Mas esse não era o caso sob o Uturuncu, segundo o estudo. Em vez disso, magma, gases e fluidos salinos estavam interagindo em uma rede hidrotermal — um sistema com atividades que não eram totalmente compreendidas — para produzir os ruídos zumbis do vulcão.
Liberando vapor
Sob o Uturuncu, a uma profundidade de cerca de 10 a 20 quilômetros, encontra-se um vasto reservatório de magma chamado Corpo Magmático Altiplano-Puna. Com aproximadamente 200 quilômetros de extensão, é o maior corpo magmático ativo conhecido na crosta terrestre. Estudos anteriores sugeriram a existência de um sistema hidrotermal ativo ligando o reservatório de magma e a cordilheira acima, mas não se sabia como o magma e os fluidos interagiam dentro dessa rede.
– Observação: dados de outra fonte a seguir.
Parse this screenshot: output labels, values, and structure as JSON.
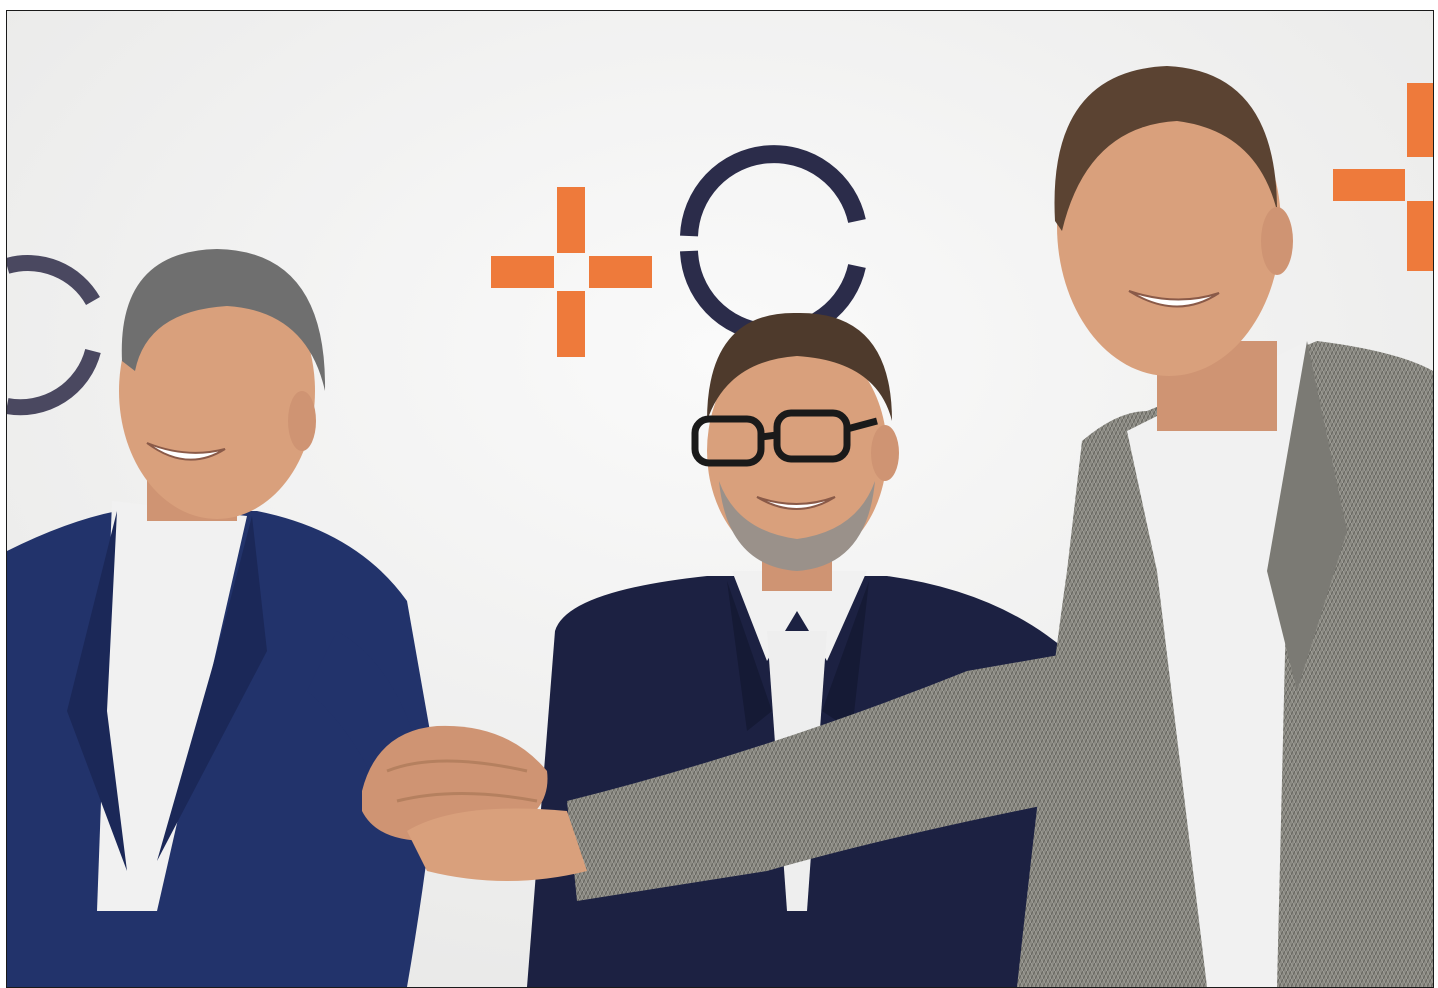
{
  "photo": {
    "colors": {
      "backdrop": "#f5f5f4",
      "logo_orange": "#ee7a3b",
      "logo_dark": "#2b2c4a",
      "logo_dark_left": "#4a4860",
      "navy_suit": "#22336b",
      "dark_navy_suit": "#1c2142",
      "tweed_suit": "#8c8b84",
      "shirt": "#f1f1f1",
      "skin": "#d9a07c",
      "hair_grey": "#6f6f6f",
      "hair_dark": "#4e3a2c",
      "hair_brown": "#5b4332",
      "glasses": "#1a1a1a"
    },
    "subjects": [
      {
        "name": "person-left",
        "attire": "navy-suit",
        "hair": "grey"
      },
      {
        "name": "person-middle",
        "attire": "dark-navy-suit",
        "hair": "dark",
        "accessory": "glasses"
      },
      {
        "name": "person-right",
        "attire": "herringbone-tweed-jacket",
        "hair": "brown"
      }
    ],
    "backdrop_logo": {
      "elements": [
        "plus-mark",
        "open-circle-mark"
      ]
    }
  }
}
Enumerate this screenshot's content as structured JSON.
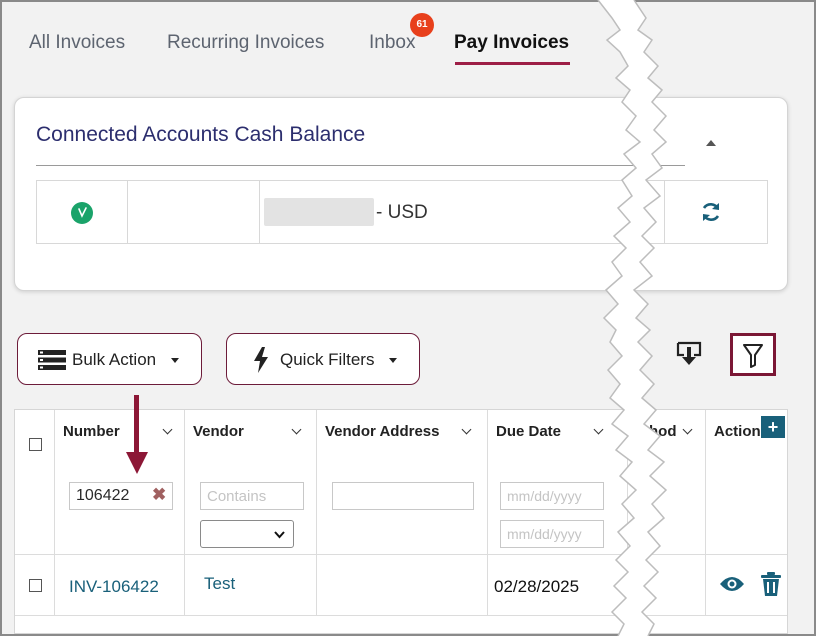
{
  "tabs": [
    {
      "label": "All Invoices"
    },
    {
      "label": "Recurring Invoices"
    },
    {
      "label": "Inbox",
      "badge": "61"
    },
    {
      "label": "Pay Invoices",
      "active": true
    }
  ],
  "cash_balance": {
    "title": "Connected Accounts Cash Balance",
    "currency": "- USD"
  },
  "toolbar": {
    "bulk_action": "Bulk Action",
    "quick_filters": "Quick Filters"
  },
  "table": {
    "columns": [
      "Number",
      "Vendor",
      "Vendor Address",
      "Due Date",
      "hod",
      "Action"
    ],
    "filters": {
      "number_value": "106422",
      "vendor_placeholder": "Contains",
      "due_date_from_placeholder": "mm/dd/yyyy",
      "due_date_to_placeholder": "mm/dd/yyyy"
    },
    "rows": [
      {
        "number": "INV-106422",
        "vendor": "Test",
        "due_date": "02/28/2025"
      }
    ]
  },
  "colors": {
    "accent": "#9d1e46",
    "tab_text": "#5d6470",
    "link": "#19607a",
    "badge": "#e8401c",
    "logo": "#1aa36a",
    "card_title": "#2c2e6e"
  }
}
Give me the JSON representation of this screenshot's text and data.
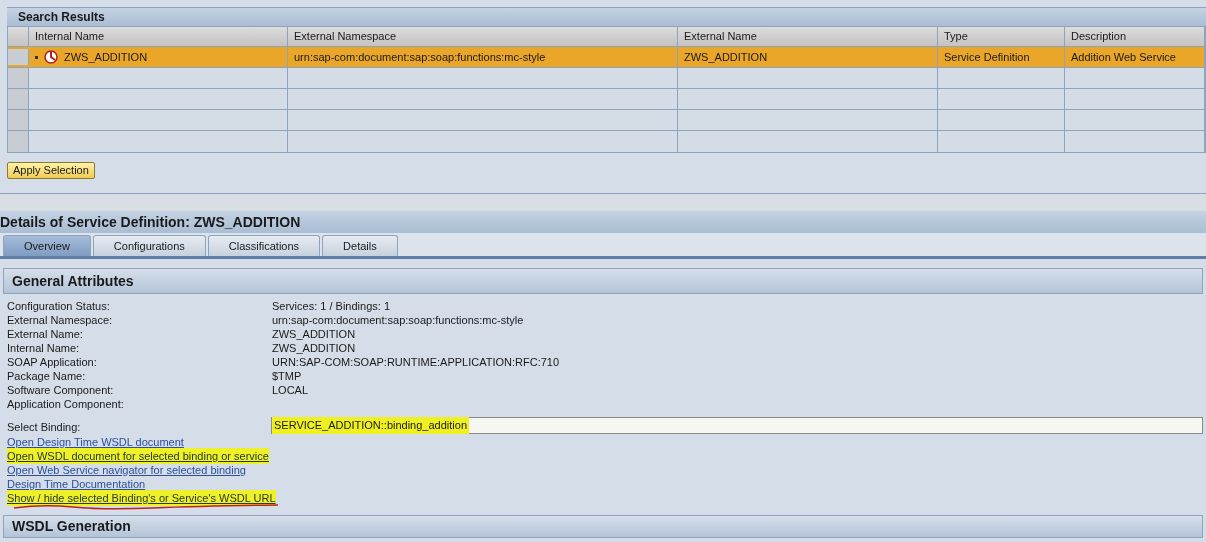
{
  "search_results": {
    "title": "Search Results",
    "columns": [
      "Internal Name",
      "External Namespace",
      "External Name",
      "Type",
      "Description"
    ],
    "rows": [
      {
        "selected": true,
        "cells": [
          "ZWS_ADDITION",
          "urn:sap-com:document:sap:soap:functions:mc-style",
          "ZWS_ADDITION",
          "Service Definition",
          "Addition Web Service"
        ]
      }
    ],
    "apply_button": "Apply Selection"
  },
  "details": {
    "title": "Details of Service Definition: ZWS_ADDITION",
    "tabs": [
      {
        "label": "Overview",
        "selected": true
      },
      {
        "label": "Configurations",
        "selected": false
      },
      {
        "label": "Classifications",
        "selected": false
      },
      {
        "label": "Details",
        "selected": false
      }
    ]
  },
  "general_attributes": {
    "title": "General Attributes",
    "attributes": [
      {
        "label": "Configuration Status:",
        "value": "Services: 1 / Bindings: 1"
      },
      {
        "label": "External Namespace:",
        "value": "urn:sap-com:document:sap:soap:functions:mc-style"
      },
      {
        "label": "External Name:",
        "value": "ZWS_ADDITION"
      },
      {
        "label": "Internal Name:",
        "value": "ZWS_ADDITION"
      },
      {
        "label": "SOAP Application:",
        "value": "URN:SAP-COM:SOAP:RUNTIME:APPLICATION:RFC:710"
      },
      {
        "label": "Package Name:",
        "value": "$TMP"
      },
      {
        "label": "Software Component:",
        "value": "LOCAL"
      },
      {
        "label": "Application Component:"
      }
    ],
    "select_binding": {
      "label": "Select Binding:",
      "value": "SERVICE_ADDITION::binding_addition",
      "highlighted": true
    },
    "links": [
      {
        "text": "Open Design Time WSDL document",
        "highlighted": false,
        "red_underline": false
      },
      {
        "text": "Open WSDL document for selected binding or service",
        "highlighted": true,
        "red_underline": false
      },
      {
        "text": "Open Web Service navigator for selected binding",
        "highlighted": false,
        "red_underline": false
      },
      {
        "text": "Design Time Documentation",
        "highlighted": false,
        "red_underline": false
      },
      {
        "text": "Show / hide selected Binding's or Service's WSDL URL",
        "highlighted": true,
        "red_underline": true
      }
    ]
  },
  "wsdl_generation": {
    "title": "WSDL Generation"
  }
}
Usando sinais de mais de 1.700 eventos sísmicos entre 2009 e 2012, os cientistas produziram imagens de alta resolução da crosta rasa sob o Uturuncu. Eles também registraram mudanças elétricas e gravitacionais subterrâneas e alterações na química das rochas, revelando detalhes nunca antes vistos do sistema de canais sob e dentro do vulcão enquanto circulava fluido aquecido geotermicamente.
Os pesquisadores descobriram que, conforme o corpo magmático aquecia o líquido subterrâneo e liberava gases, o gás e o líquido migravam para cima e se acumulavam em câmaras abaixo da cratera vulcânica. Seu movimento através do Uturuncu desencadeou tremores, liberou vapor e deformou a rocha do vulcão, causando elevação superficial de cerca de 1 centímetro por ano.
A dinâmica interna do Uturuncu não apenas explica sua atividade, mas também sugere que este zumbi não ressuscitará tão cedo, disse o coautor do estudo Dr. Mike Kendall, professor e chefe do departamento de ciências da Terra da Universidade de Oxford.
“Não estamos vendo a sismicidade aumentando progressivamente. Um sinal ruim seria um aumento na sismicidade, e então uma sismicidade que está começando a migrar de grande profundidade para profundidades muito mais rasas — isso geralmente é uma indicação de que o magma está em movimento”, disse Kendall à CNN.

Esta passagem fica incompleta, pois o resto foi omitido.